Another line of effort is the preparation of concentrated foods. Just as animal foods are on the whole more concentrated in protein than vegetable foods, so these prepared animal foods are more concentrated than animal flesh, and generally also more soluble. Such preparations of animal protein are obviously useful when there is difficulty in swallowing and when journeys are necessary into regions of poor food supply. It is a little doubtful, one must say, whether the concentration is as great in some cases as is claimed.
Yet another industry based upon the animal proteins is the manufacture of meat extracts. These are not merely concentrated extracts of animal flesh, but contain especially the stimulative properties of animal food proteins. There is now little doubt of the value of these preparations as stimulants, and it is claimed for them that they not only have food value, but also that they increase the food value of other foods used with them. Together with these products may be classed all the miscellaneous tonic foods, in which proteins are blended with carbohydrates and often also with drugs. These aim at the cure of specific disorders, such as nervous debility, sleeplessness, etc.
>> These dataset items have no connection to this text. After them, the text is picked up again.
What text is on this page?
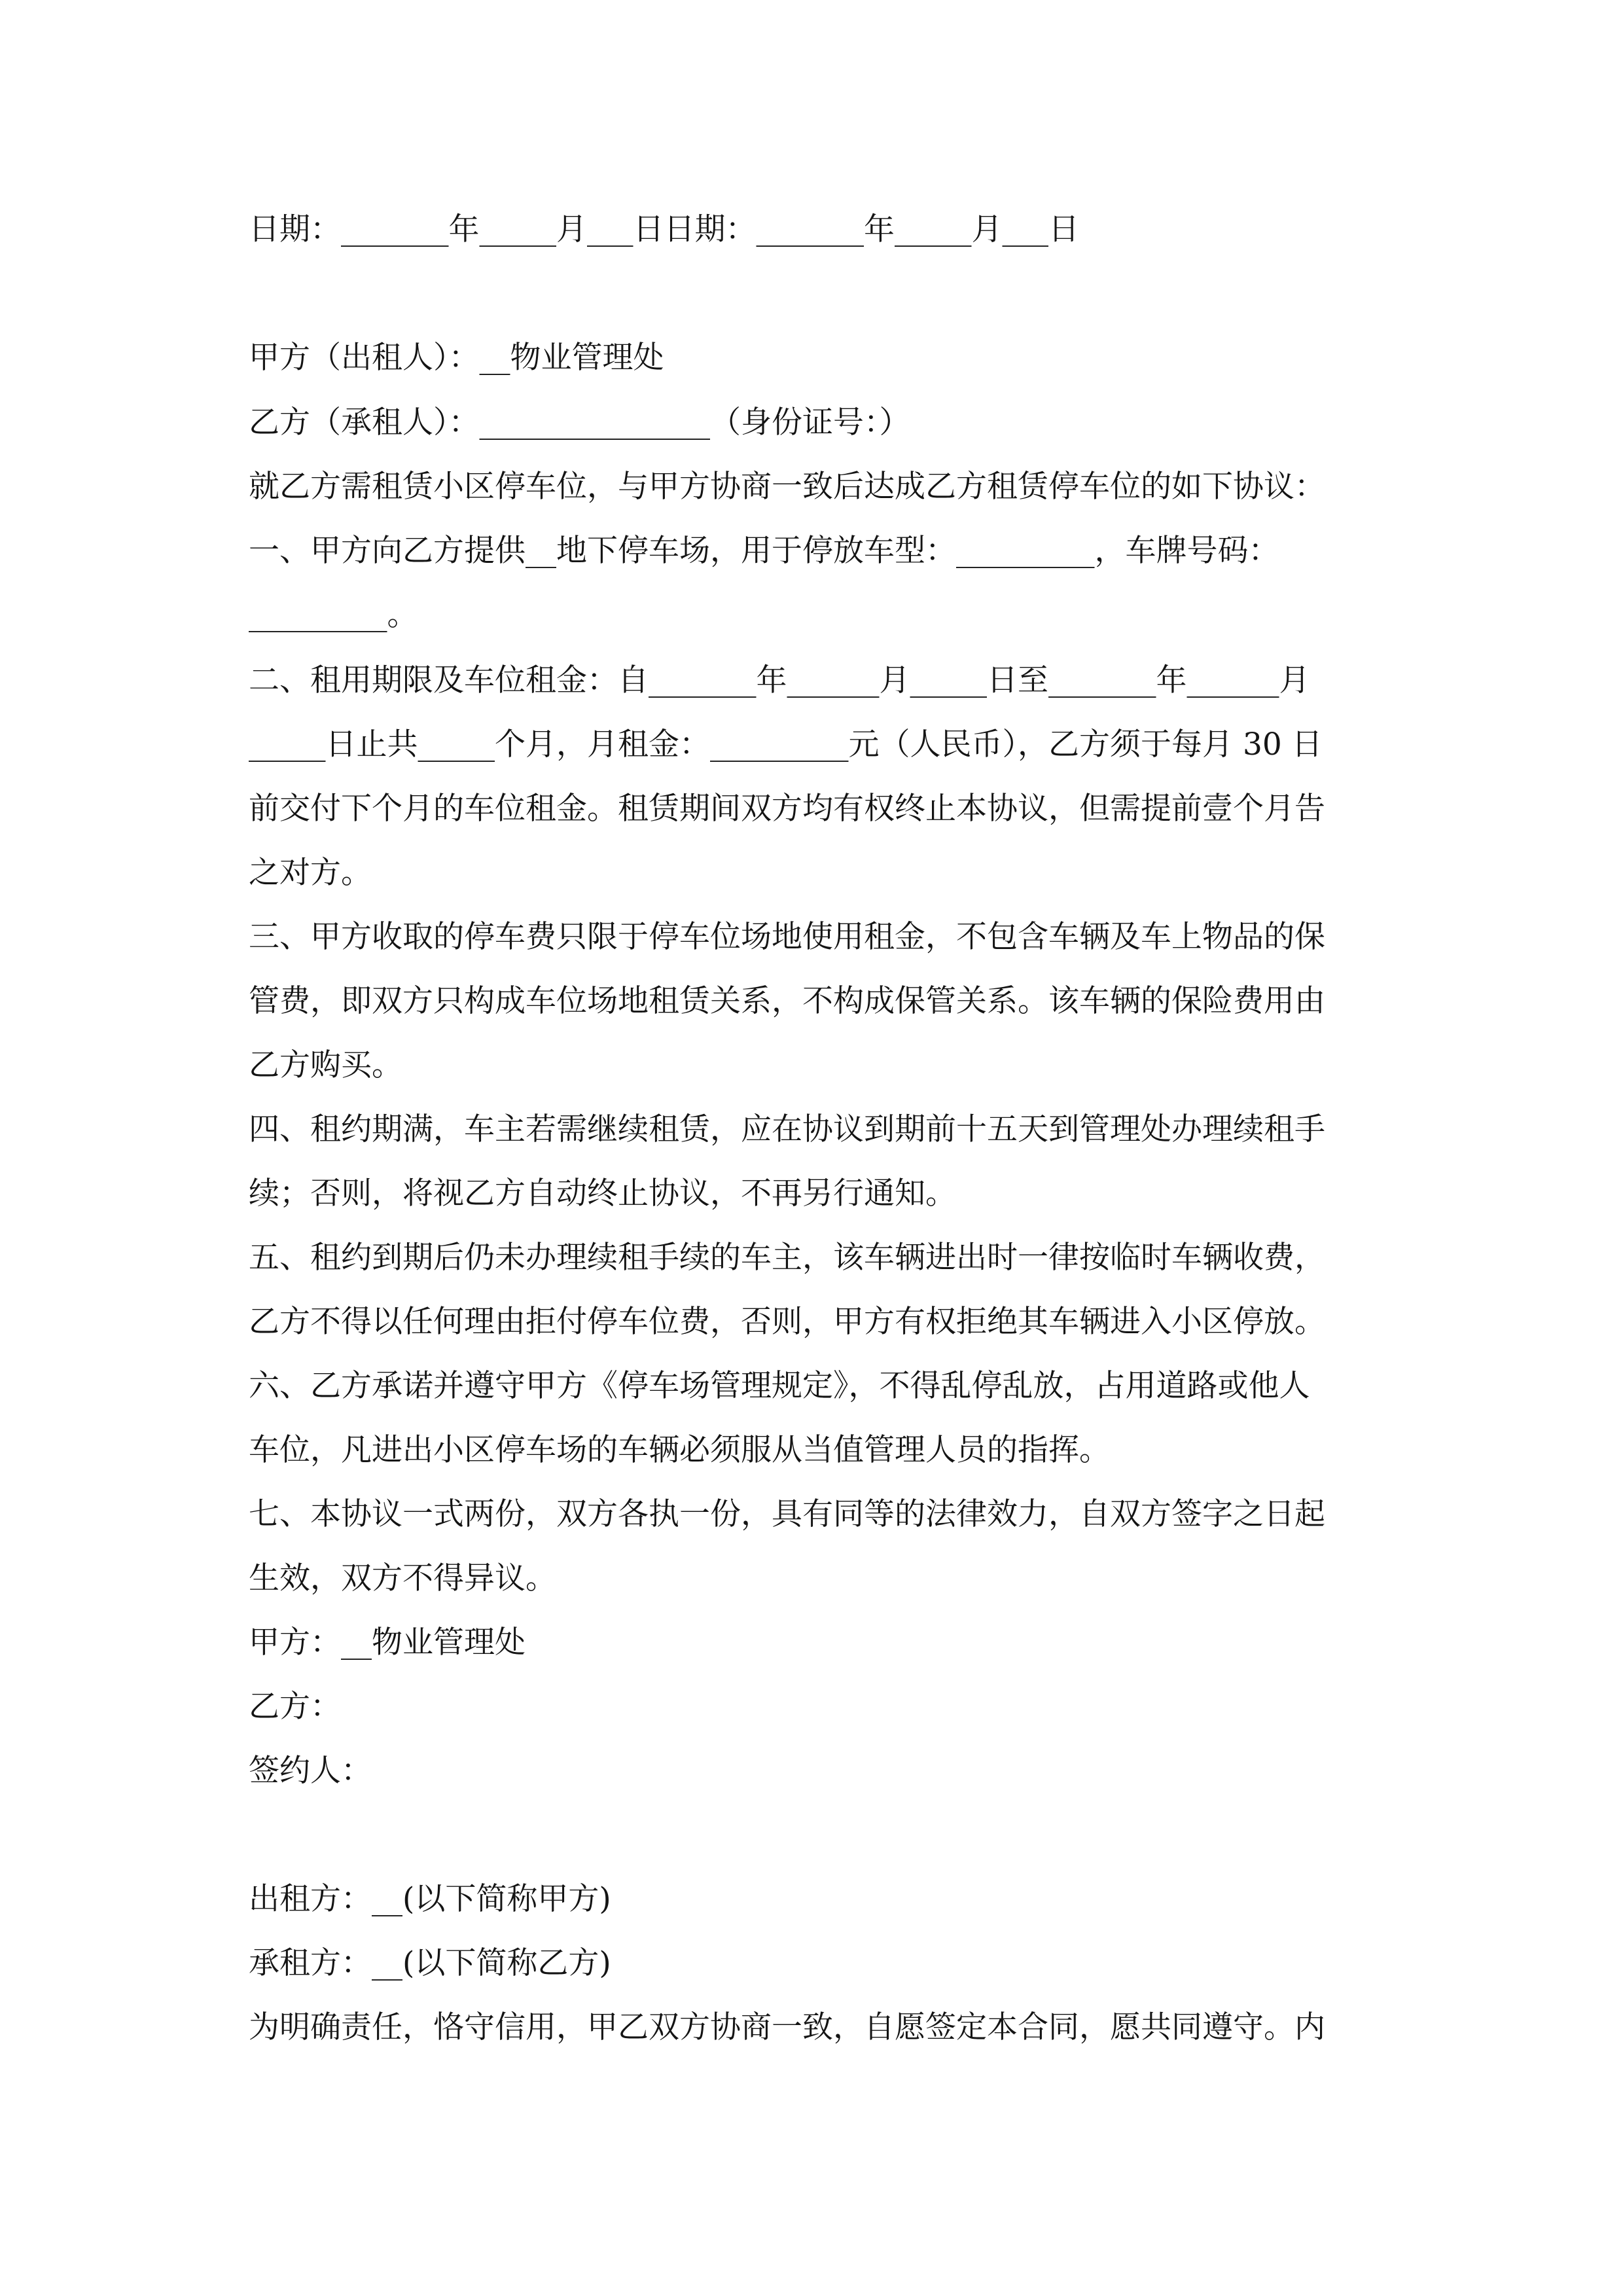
日期：_______年_____月___日日期：_______年_____月___日
甲方（出租人）：__物业管理处
乙方（承租人）：_______________（身份证号：）
就乙方需租赁小区停车位，与甲方协商一致后达成乙方租赁停车位的如下协议：
一、甲方向乙方提供__地下停车场，用于停放车型：_________，车牌号码：
_________。
二、租用期限及车位租金：自_______年______月_____日至_______年______月
_____日止共_____个月，月租金：_________元（人民币），乙方须于每月 30 日
前交付下个月的车位租金。租赁期间双方均有权终止本协议，但需提前壹个月告
之对方。
三、甲方收取的停车费只限于停车位场地使用租金，不包含车辆及车上物品的保
管费，即双方只构成车位场地租赁关系，不构成保管关系。该车辆的保险费用由
乙方购买。
四、租约期满，车主若需继续租赁，应在协议到期前十五天到管理处办理续租手
续；否则，将视乙方自动终止协议，不再另行通知。
五、租约到期后仍未办理续租手续的车主，该车辆进出时一律按临时车辆收费，
乙方不得以任何理由拒付停车位费，否则，甲方有权拒绝其车辆进入小区停放。
六、乙方承诺并遵守甲方《停车场管理规定》，不得乱停乱放，占用道路或他人
车位，凡进出小区停车场的车辆必须服从当值管理人员的指挥。
七、本协议一式两份，双方各执一份，具有同等的法律效力，自双方签字之日起
生效，双方不得异议。
甲方：__物业管理处
乙方：
签约人：
出租方：__(以下简称甲方)
承租方：__(以下简称乙方)
为明确责任，恪守信用，甲乙双方协商一致，自愿签定本合同，愿共同遵守。内
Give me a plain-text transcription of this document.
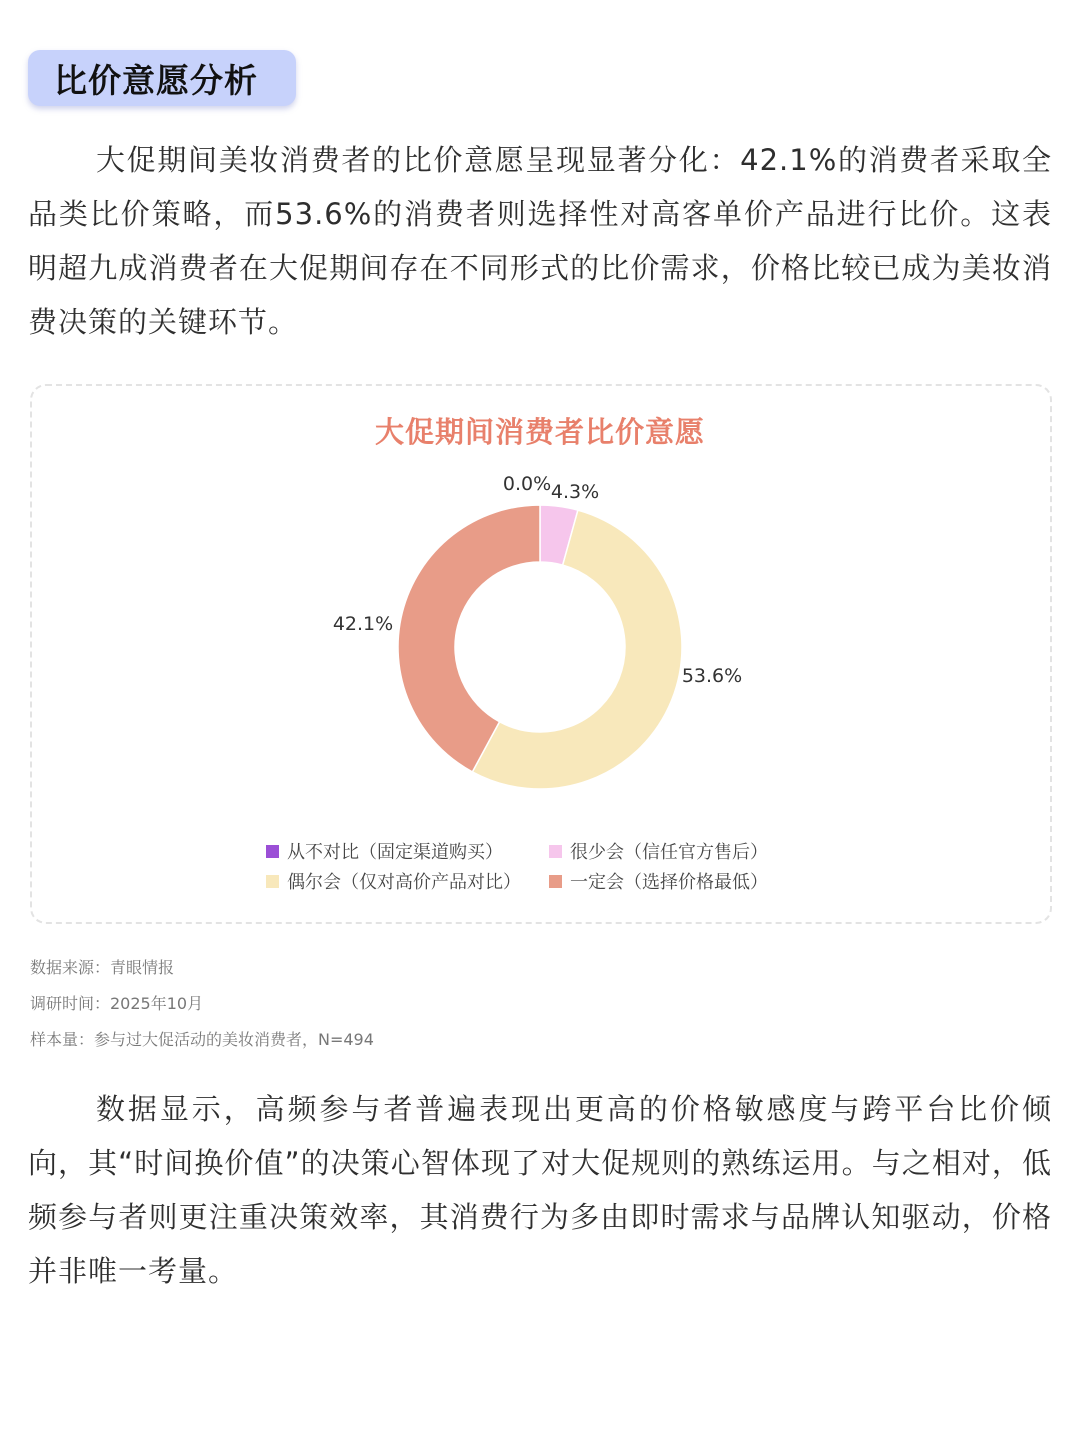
比价意愿分析

大促期间美妆消费者的比价意愿呈现显著分化：42.1%的消费者采取全品类比价策略，而53.6%的消费者则选择性对高客单价产品进行比价。这表明超九成消费者在大促期间存在不同形式的比价需求，价格比较已成为美妆消费决策的关键环节。

大促期间消费者比价意愿
0.0% 4.3%
53.6%
42.1%
从不对比（固定渠道购买）	很少会（信任官方售后）
偶尔会（仅对高价产品对比）	一定会（选择价格最低）
数据来源：青眼情报
调研时间：2025年10月
样本量：参与过大促活动的美妆消费者，N=494

数据显示，高频参与者普遍表现出更高的价格敏感度与跨平台比价倾向，其“时间换价值”的决策心智体现了对大促规则的熟练运用。与之相对，低频参与者则更注重决策效率，其消费行为多由即时需求与品牌认知驱动，价格并非唯一考量。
Their claims are often extravagant. Amongst all the multitude of prepared foods, there deserve particular mention the partly predigested foods. In cases where the digestive functions are weak or disordered these products have been of real service.
One of the most useful and valuable of animal food proteins is obtained from hen eggs. The "white" of eggs is almost pure albumin, and there is much protein in the yolk also. Eggs are now produced and imported by the million, and form a most important item in the country's dietary, the protein being in a very easily digestible form.